Ein Affront für alle ungewollt Kinderlosen
Auch die «Huffington Post» hat die Studie aufgegriffen und zitiert eine 30-jährige Frau, die sich für eine Sterilisation entschieden hatte. Sie sei deswegen von allen Seiten angegriffen worden. Denn im Gegensatz zu Onkel Otto und Tante Trudy, die sich einen wertenden Kommentar meist verkneifen, hielt sich die Internetgemeinde nicht zurück. Ihre Entscheidung sei ein Affront gegenüber allen Paaren, die keine Kinder bekommen könnten, und sie solle nie mehr Sex haben dürfen, wenn sie keine Kinder wolle.

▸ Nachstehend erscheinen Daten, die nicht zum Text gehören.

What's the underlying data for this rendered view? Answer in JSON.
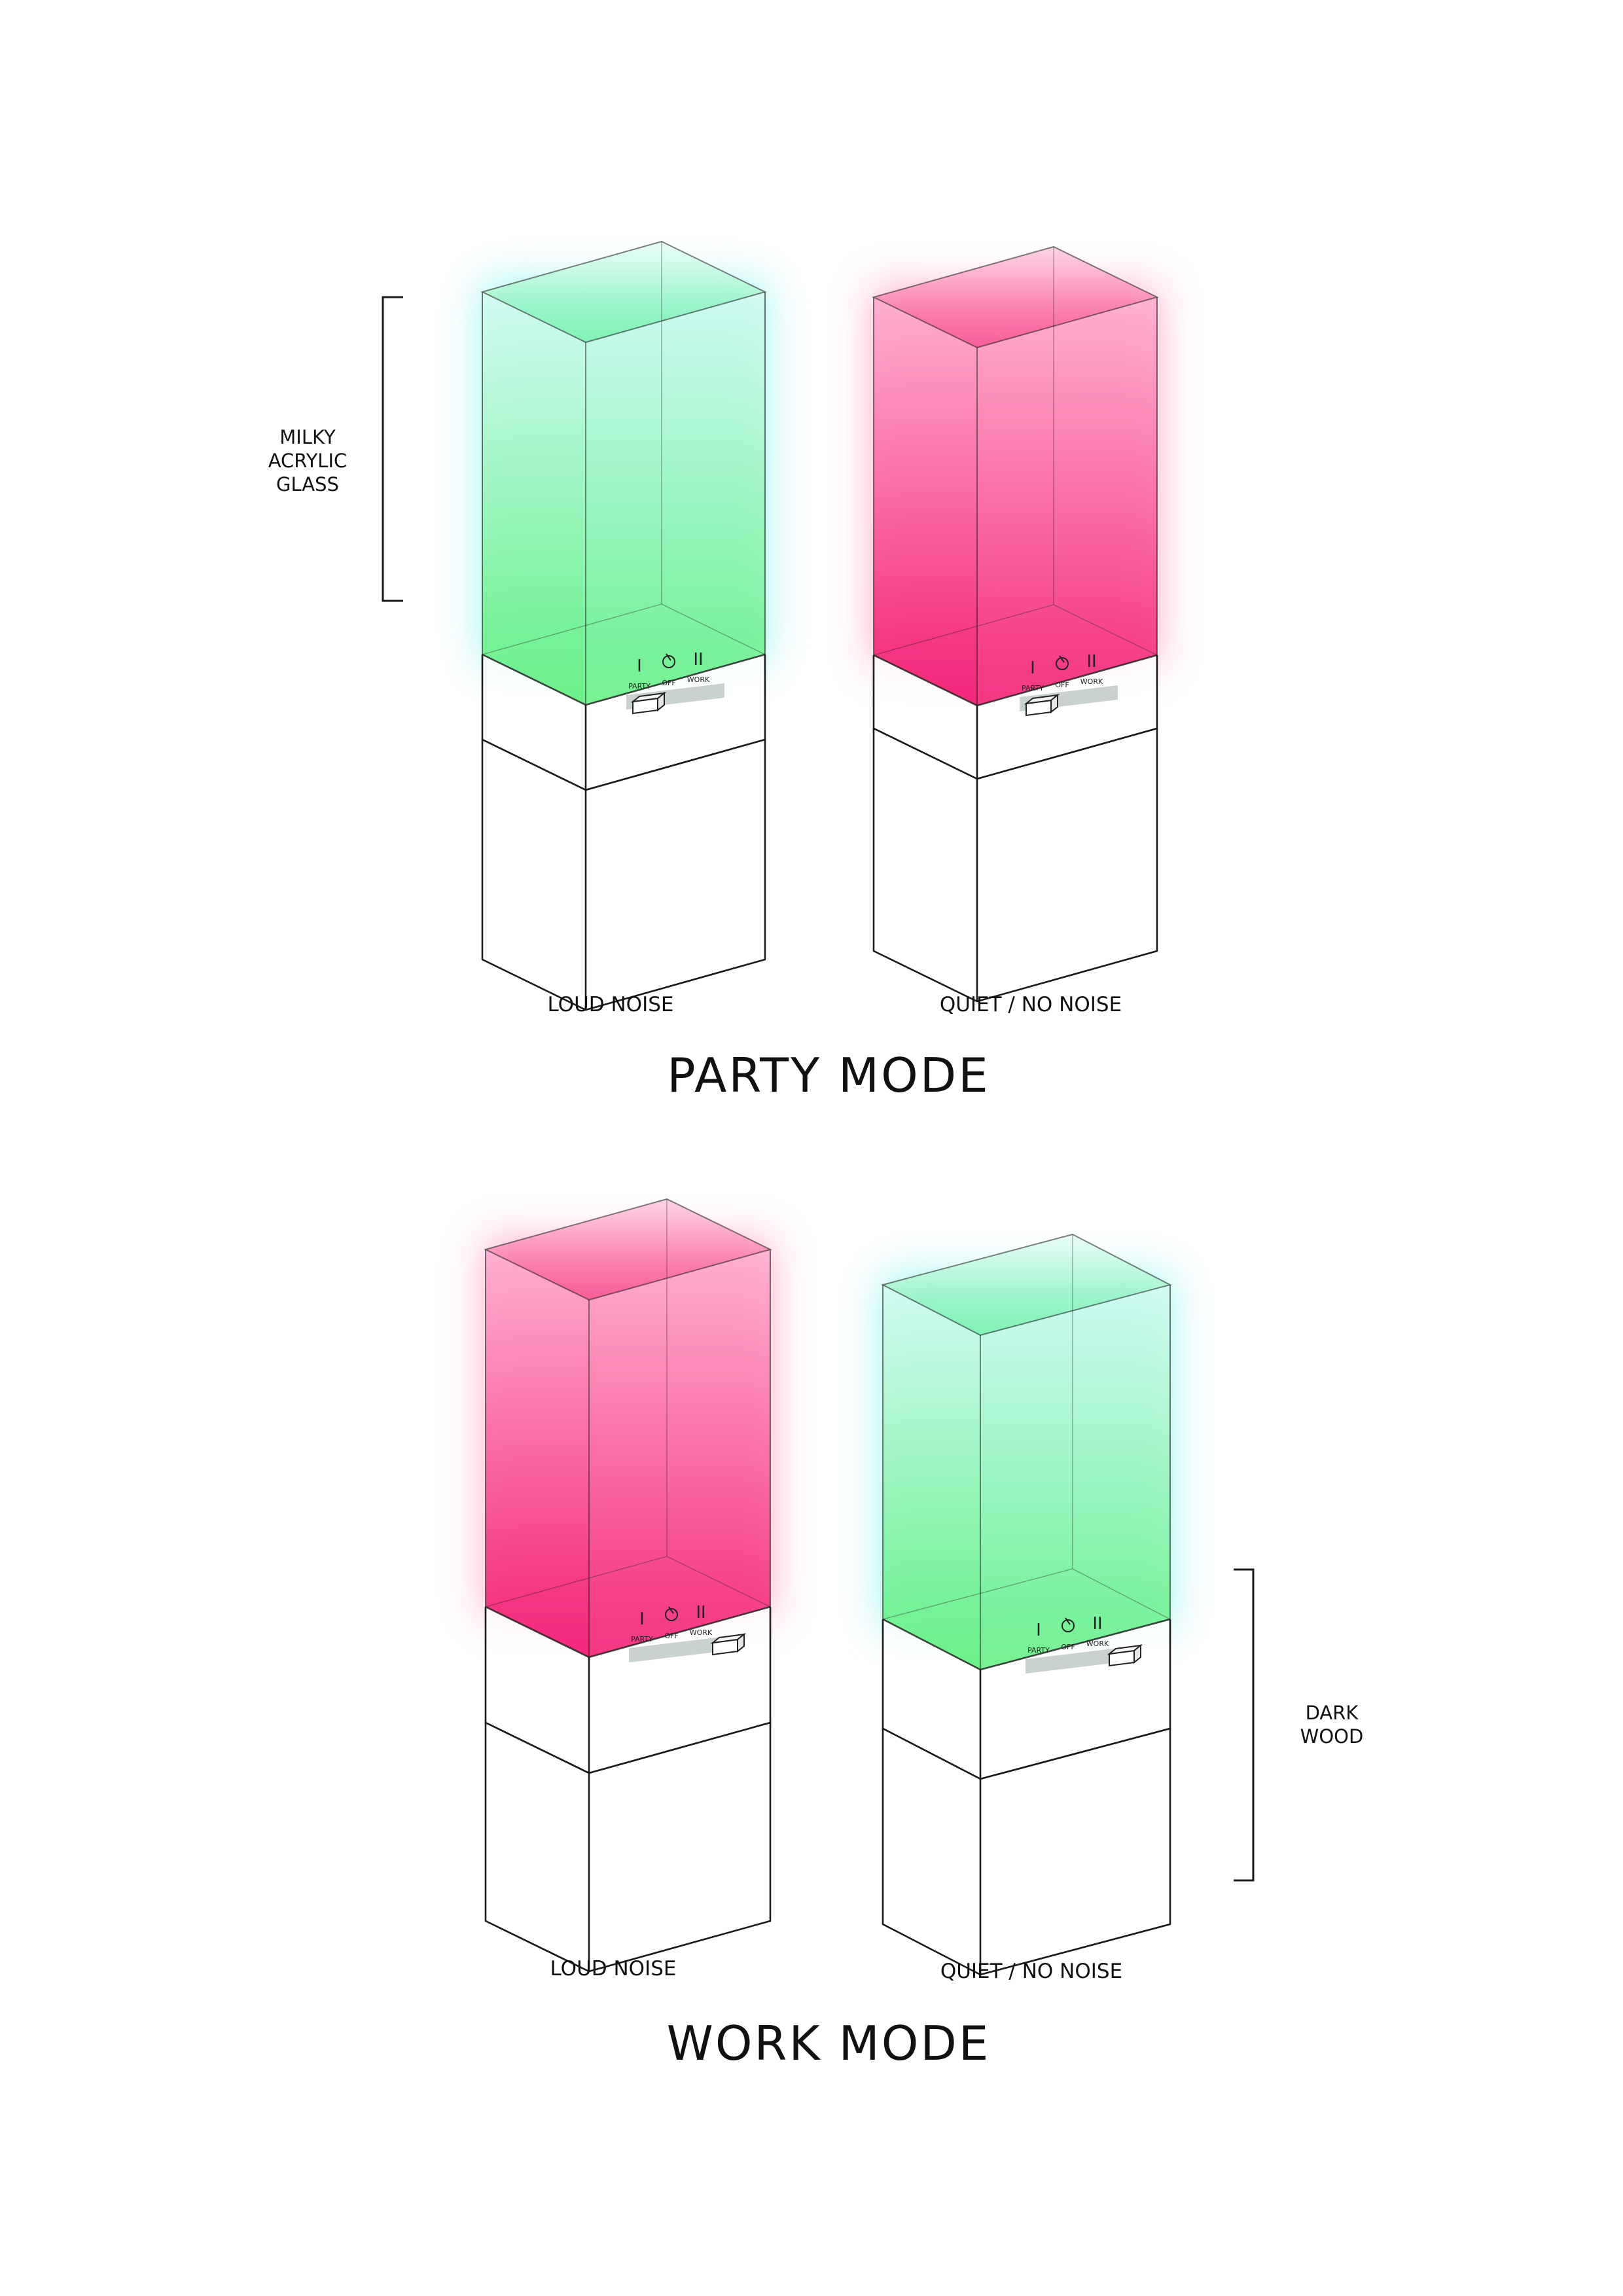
{
  "annotations": {
    "glass": [
      "MILKY",
      "ACRYLIC",
      "GLASS"
    ],
    "wood": [
      "DARK",
      "WOOD"
    ]
  },
  "switch_labels": {
    "party": "PARTY",
    "off": "OFF",
    "work": "WORK",
    "party_icon": "I",
    "work_icon": "II"
  },
  "colors": {
    "green_top": "#d4fbf4",
    "green_bottom": "#5df07d",
    "green_glow": "#8ff2ee",
    "pink_top": "#ffaed0",
    "pink_bottom": "#f2136d",
    "pink_glow": "#ffa3c1",
    "line": "#1a1a1a",
    "slider_track": "#c9d2cf"
  },
  "sections": [
    {
      "title": "PARTY MODE",
      "lamps": [
        {
          "caption": "LOUD NOISE",
          "glow": "green",
          "switch_position": "party"
        },
        {
          "caption": "QUIET / NO NOISE",
          "glow": "pink",
          "switch_position": "party"
        }
      ]
    },
    {
      "title": "WORK MODE",
      "lamps": [
        {
          "caption": "LOUD NOISE",
          "glow": "pink",
          "switch_position": "work"
        },
        {
          "caption": "QUIET / NO NOISE",
          "glow": "green",
          "switch_position": "work"
        }
      ]
    }
  ]
}
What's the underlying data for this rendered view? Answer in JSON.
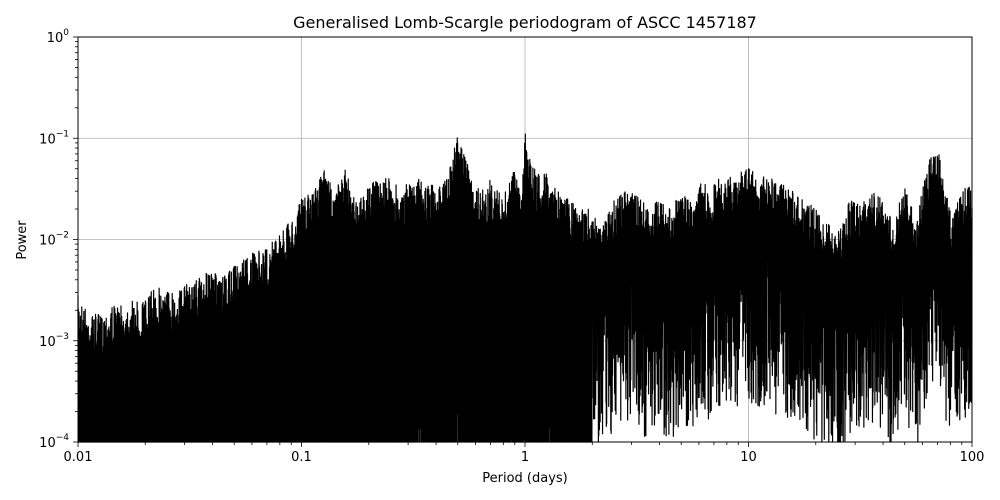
{
  "chart_data": {
    "type": "line",
    "title": "Generalised Lomb-Scargle periodogram of ASCC 1457187",
    "xlabel": "Period (days)",
    "ylabel": "Power",
    "x_scale": "log",
    "y_scale": "log",
    "xlim": [
      0.01,
      100
    ],
    "ylim": [
      0.0001,
      1
    ],
    "grid": true,
    "x_ticks": [
      {
        "value": 0.01,
        "label": "0.01"
      },
      {
        "value": 0.1,
        "label": "0.1"
      },
      {
        "value": 1,
        "label": "1"
      },
      {
        "value": 10,
        "label": "10"
      },
      {
        "value": 100,
        "label": "100"
      }
    ],
    "y_ticks": [
      {
        "value": 0.0001,
        "base": "10",
        "exp": "−4"
      },
      {
        "value": 0.001,
        "base": "10",
        "exp": "−3"
      },
      {
        "value": 0.01,
        "base": "10",
        "exp": "−2"
      },
      {
        "value": 0.1,
        "base": "10",
        "exp": "−1"
      },
      {
        "value": 1,
        "base": "10",
        "exp": "0"
      }
    ],
    "line_color": "#000000",
    "series": [
      {
        "x": [
          0.01,
          0.0112,
          0.0126,
          0.0141,
          0.0158,
          0.0178,
          0.02,
          0.0224,
          0.0251,
          0.0282,
          0.0316,
          0.0355,
          0.0398,
          0.0447,
          0.0501,
          0.0562,
          0.0631,
          0.0708,
          0.0794,
          0.0891,
          0.1,
          0.112,
          0.126,
          0.141,
          0.158,
          0.178,
          0.2,
          0.224,
          0.251,
          0.282,
          0.316,
          0.355,
          0.398,
          0.447,
          0.5,
          0.562,
          0.631,
          0.708,
          0.794,
          0.891,
          0.95,
          1.0,
          1.12,
          1.26,
          1.41,
          1.58,
          1.78,
          2.0,
          2.24,
          2.51,
          2.82,
          3.16,
          3.55,
          3.98,
          4.47,
          5.01,
          5.62,
          6.31,
          6.8,
          7.08,
          7.94,
          8.91,
          10,
          11.2,
          12.6,
          14.1,
          15.8,
          17.8,
          20,
          22.4,
          25.1,
          28.2,
          31.6,
          35.5,
          39.8,
          44.7,
          50.1,
          56.2,
          63.1,
          70.8,
          79.4,
          89.1,
          100
        ],
        "y": [
          0.0028,
          0.0019,
          0.0018,
          0.0023,
          0.0022,
          0.0025,
          0.0026,
          0.0035,
          0.0033,
          0.0032,
          0.0038,
          0.0045,
          0.0048,
          0.0042,
          0.0055,
          0.007,
          0.0075,
          0.0085,
          0.012,
          0.015,
          0.025,
          0.03,
          0.05,
          0.03,
          0.05,
          0.025,
          0.035,
          0.04,
          0.04,
          0.03,
          0.045,
          0.035,
          0.035,
          0.04,
          0.11,
          0.05,
          0.03,
          0.04,
          0.025,
          0.05,
          0.03,
          0.12,
          0.045,
          0.05,
          0.03,
          0.025,
          0.02,
          0.02,
          0.015,
          0.025,
          0.03,
          0.03,
          0.02,
          0.025,
          0.02,
          0.03,
          0.025,
          0.045,
          0.02,
          0.04,
          0.04,
          0.045,
          0.05,
          0.045,
          0.04,
          0.035,
          0.03,
          0.025,
          0.02,
          0.015,
          0.012,
          0.025,
          0.022,
          0.03,
          0.025,
          0.015,
          0.035,
          0.015,
          0.06,
          0.075,
          0.02,
          0.03,
          0.038
        ]
      }
    ]
  }
}
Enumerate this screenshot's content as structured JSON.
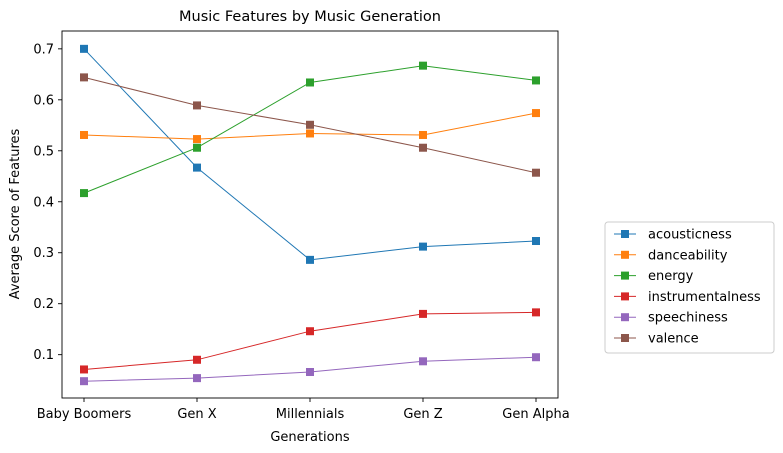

«Ich bin extrem attackiert worden, gegen alles wurde geschossen, gegen meinen Charakter, mein Aussehen, meine Karriere und sogar gegen meinen Partner wurde geschossen. Man hat mir Dinge an den Kopf geworfen, die ich nicht wiederholen kann. Und das alles nur, weil ich keine Mutter werden will.» Auch eine zweite Frau, die bewusst kinderlos geblieben ist, wird in der Zeitung zitiert. Sie könne nicht verstehen, warum sich Kinderlose, vor allem Frauen, jeweils rechtfertigen müssten, warum sie keine Kinder hätten. Von Paaren, die unbedingt Kinder haben wollten, werde das schliesslich auch nicht verlangt. Immerhin: Die Studentinnen und Studenten aus Leslie Ashburn-Nardos Studie beurteilten die kinderlosen Frauen nicht negativer als die kinderlosen Männer.